Every act of the story is a brand new setting with new characters, new jokes, and new revelations about the hero and his companions. There is also at least one out-of-left-field Sheryl Crow reference. The bard is hilarious, approaching his quest with an endearing naivety that best suits a narrative as it ventures on paths both jolly and emotional. Along for much of the ride is Miriam, an incorrigible witch who finds their journey futile, but starts to show her true self the further away from home she travels. There are other cast members too, but to write of their personal developments would stray a bit too far into spoiler territory.
The acts also introduce new twists on the bard’s singing mechanic players will use when they travel to meet each Overseer. The flow of each act follows a similar formula, though the contents of each act greatly differ. The bard will arrive in a new location, meet the villagers, solve their central problem with his singing, and then learn a song that will grant him access to the spirit world. This is where I put those new mechanics, such as controlling wind or the speed of platforms, into use while navigating the game’s light platforming sections. Nothing is too difficult and if I “die,” the game is quite generous with checkpoints.
It’s also generous with how talented I am in regards to the controls. For a vast majority of the game, everything works exactly as it should. Nothing really gives me trouble until I reach the moments where Wandersong actually requires some rhythm. Most puzzles don’t require me to keep a beat as they’re more akin to a game of Simon. But when I have to perform the song to enter the spirit world, I have to actually hit the notes on the voice wheel in time. I’m not sure the small analog sticks on the Joy-Con are ideal for the precision required here. I never fail these portions, but I can tell I hit notes far too late.

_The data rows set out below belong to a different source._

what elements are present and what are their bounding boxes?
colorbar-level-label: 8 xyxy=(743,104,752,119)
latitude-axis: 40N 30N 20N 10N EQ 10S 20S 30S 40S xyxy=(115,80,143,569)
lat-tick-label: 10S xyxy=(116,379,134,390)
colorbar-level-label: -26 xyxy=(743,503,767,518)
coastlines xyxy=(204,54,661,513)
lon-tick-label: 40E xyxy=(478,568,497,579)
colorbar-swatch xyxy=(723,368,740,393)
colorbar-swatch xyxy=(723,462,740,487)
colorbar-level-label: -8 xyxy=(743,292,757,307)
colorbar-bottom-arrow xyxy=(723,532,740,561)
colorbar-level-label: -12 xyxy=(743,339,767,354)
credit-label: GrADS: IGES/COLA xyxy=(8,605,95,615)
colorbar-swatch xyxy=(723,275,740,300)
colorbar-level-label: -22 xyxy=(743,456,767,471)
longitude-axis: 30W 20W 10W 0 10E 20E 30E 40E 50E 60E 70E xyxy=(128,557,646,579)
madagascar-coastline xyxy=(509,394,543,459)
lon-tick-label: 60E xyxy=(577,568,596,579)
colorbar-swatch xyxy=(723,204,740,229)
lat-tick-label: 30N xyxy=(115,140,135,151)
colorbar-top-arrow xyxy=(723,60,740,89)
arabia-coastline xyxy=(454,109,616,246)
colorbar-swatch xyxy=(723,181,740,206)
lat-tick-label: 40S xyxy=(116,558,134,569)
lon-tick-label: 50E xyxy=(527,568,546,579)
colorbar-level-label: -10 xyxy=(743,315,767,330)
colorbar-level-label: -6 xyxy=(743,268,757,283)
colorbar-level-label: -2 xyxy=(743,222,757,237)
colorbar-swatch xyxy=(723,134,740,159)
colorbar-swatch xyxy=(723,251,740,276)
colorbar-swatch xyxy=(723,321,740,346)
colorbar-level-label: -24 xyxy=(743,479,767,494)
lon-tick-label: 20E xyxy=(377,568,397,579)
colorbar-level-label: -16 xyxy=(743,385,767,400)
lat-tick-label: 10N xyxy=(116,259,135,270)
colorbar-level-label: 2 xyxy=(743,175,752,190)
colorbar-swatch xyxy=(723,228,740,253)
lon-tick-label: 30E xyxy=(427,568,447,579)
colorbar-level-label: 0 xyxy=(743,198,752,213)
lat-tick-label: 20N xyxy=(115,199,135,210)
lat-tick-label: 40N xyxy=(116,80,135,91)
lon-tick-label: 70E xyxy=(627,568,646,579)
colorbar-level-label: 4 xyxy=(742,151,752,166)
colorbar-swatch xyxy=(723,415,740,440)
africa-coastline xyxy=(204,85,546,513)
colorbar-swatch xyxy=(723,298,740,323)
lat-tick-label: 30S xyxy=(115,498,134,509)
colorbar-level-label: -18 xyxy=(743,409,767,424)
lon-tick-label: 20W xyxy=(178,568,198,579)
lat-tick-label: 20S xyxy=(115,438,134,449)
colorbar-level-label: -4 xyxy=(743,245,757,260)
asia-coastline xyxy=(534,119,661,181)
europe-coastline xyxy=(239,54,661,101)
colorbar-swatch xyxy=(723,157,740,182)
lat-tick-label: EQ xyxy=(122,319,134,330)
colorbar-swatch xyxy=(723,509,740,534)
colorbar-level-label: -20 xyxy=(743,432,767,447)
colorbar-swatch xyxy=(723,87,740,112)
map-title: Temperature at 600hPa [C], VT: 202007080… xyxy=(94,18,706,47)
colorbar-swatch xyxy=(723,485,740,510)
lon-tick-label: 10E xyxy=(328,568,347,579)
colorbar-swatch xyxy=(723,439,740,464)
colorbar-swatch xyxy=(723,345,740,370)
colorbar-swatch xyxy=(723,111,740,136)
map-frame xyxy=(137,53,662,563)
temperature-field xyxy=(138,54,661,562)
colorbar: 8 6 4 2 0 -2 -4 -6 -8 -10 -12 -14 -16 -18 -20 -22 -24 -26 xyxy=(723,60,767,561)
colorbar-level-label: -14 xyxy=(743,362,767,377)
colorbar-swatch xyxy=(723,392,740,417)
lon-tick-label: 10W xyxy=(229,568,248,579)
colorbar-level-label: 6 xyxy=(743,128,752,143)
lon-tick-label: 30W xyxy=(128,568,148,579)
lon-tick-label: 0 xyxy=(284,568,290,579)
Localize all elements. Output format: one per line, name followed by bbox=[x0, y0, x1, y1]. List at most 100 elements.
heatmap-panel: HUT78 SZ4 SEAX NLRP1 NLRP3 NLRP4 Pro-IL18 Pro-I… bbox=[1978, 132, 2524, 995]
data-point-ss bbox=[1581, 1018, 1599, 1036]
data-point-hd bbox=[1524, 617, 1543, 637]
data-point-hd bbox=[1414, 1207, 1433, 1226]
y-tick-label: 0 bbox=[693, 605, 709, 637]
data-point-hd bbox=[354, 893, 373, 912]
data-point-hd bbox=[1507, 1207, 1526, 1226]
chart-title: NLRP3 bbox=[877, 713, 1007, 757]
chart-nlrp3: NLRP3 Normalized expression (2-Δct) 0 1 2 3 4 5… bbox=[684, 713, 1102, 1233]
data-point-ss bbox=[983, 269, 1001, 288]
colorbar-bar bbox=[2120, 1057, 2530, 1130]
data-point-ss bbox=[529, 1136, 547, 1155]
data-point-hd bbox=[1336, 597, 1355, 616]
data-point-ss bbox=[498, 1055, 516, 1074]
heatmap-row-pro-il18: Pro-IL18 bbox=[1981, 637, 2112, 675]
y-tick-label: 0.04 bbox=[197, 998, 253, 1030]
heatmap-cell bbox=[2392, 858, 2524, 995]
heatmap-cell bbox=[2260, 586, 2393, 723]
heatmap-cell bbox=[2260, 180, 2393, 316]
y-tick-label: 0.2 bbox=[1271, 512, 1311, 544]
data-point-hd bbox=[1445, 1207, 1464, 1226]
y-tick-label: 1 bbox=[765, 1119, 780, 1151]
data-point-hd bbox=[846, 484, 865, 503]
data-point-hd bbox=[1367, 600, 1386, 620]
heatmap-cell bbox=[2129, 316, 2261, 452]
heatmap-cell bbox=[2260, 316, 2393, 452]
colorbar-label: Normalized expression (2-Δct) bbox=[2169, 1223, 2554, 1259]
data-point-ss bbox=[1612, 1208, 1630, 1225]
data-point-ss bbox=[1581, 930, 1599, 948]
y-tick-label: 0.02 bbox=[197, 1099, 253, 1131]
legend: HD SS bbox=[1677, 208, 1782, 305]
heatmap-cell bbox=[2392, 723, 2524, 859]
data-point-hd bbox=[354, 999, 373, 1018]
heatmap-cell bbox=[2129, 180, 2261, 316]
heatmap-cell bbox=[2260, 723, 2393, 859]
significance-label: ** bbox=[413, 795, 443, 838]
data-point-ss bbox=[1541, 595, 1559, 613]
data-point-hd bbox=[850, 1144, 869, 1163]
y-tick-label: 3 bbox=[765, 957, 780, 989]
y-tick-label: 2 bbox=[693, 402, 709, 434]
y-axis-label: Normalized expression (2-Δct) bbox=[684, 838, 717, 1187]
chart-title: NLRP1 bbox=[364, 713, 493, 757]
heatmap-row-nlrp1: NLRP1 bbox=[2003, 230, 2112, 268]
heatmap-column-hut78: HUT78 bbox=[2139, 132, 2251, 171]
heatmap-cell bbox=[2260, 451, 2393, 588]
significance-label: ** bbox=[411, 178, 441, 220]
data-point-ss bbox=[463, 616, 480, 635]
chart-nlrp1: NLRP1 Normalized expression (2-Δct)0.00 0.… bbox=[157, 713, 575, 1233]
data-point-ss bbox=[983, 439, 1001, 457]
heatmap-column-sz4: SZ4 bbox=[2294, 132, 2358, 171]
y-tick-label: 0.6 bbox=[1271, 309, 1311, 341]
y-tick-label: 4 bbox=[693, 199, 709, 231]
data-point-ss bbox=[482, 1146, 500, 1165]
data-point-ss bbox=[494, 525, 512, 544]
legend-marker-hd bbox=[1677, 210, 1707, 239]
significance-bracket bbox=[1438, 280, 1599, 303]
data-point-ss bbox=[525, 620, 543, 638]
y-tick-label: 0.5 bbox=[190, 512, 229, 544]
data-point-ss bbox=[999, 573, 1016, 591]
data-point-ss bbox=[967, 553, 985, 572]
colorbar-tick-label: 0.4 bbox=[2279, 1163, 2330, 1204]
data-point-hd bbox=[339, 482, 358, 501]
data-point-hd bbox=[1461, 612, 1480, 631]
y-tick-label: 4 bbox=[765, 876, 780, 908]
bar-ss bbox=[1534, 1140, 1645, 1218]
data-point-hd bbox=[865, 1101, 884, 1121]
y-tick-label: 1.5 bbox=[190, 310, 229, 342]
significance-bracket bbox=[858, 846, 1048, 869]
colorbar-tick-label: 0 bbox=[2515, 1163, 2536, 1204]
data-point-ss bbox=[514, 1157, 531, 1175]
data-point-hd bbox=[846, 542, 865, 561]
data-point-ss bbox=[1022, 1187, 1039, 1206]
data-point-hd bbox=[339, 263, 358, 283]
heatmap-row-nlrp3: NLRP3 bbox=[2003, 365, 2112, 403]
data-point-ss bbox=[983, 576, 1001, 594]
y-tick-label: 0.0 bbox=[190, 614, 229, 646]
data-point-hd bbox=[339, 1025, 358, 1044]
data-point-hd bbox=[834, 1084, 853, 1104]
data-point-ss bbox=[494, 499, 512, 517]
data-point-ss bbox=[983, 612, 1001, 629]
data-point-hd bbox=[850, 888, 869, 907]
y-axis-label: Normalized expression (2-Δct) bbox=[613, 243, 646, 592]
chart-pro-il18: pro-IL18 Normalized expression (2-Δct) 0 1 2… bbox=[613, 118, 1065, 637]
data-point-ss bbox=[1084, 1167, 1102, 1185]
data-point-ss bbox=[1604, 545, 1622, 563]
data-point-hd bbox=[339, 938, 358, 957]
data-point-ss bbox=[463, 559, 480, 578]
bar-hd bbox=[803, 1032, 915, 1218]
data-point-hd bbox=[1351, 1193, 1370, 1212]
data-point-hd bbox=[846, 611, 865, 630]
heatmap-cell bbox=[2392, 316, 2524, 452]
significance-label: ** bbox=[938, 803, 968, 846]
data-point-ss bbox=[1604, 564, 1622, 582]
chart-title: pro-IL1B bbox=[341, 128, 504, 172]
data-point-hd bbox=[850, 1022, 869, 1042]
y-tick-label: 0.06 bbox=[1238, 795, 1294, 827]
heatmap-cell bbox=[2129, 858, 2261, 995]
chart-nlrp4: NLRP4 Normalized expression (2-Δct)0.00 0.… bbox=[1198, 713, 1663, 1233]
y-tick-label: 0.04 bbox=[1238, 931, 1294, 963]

What bothers me most about screwing up these portions is not that I miss a note or two but that I feel I’m taking away from the excellent audio found throughout Wandersong. The bard is able to sing at nearly any time in the game which is a fantastic showcase of the sound design. His tone will change depending on his mood. When he’s sad and depressed, he barely emits any noise. When he’s at his happiest, he’s belting tunes like a nun on a Swiss Alp. The singing mechanic is so clever I tend to overuse it, sometimes robbing me of the equally impressive score by A Shell in the Pit.
The soundtrack to Wandersong does everything it can to lighten the mood, and the wonderful storybook art direction certainly helps it look the part of a lighthearted romp, but buried beneath the sunny exterior is something morose. The core of the narrative revolves around duty and destiny, and the feeling of helplessness you can feel when trying to tackle a problem far beyond your capabilities. The more I focus on this convalescence the worse I feel about the experience, though if I ever become too disheartened, I can just press the dance button and watch the bard shake his hips and wiggle his wrist like a someone ought to put a ring on it.
Wandersong is the most emotionally satisfying game I’ve played in 2018. It’s a rollercoaster ride through the spectrum of feelings, all wrapped up in a lovingly crafted construction paper world. I didn’t even know this game existed a month ago. Now, it’s one I’ll never forget.
[This review is based on a retail build of the game provided by the publisher. Destructoid writer Jonathan Holmes has a candy shop named after him in the game. As always, no relationships will be factored into coverage.]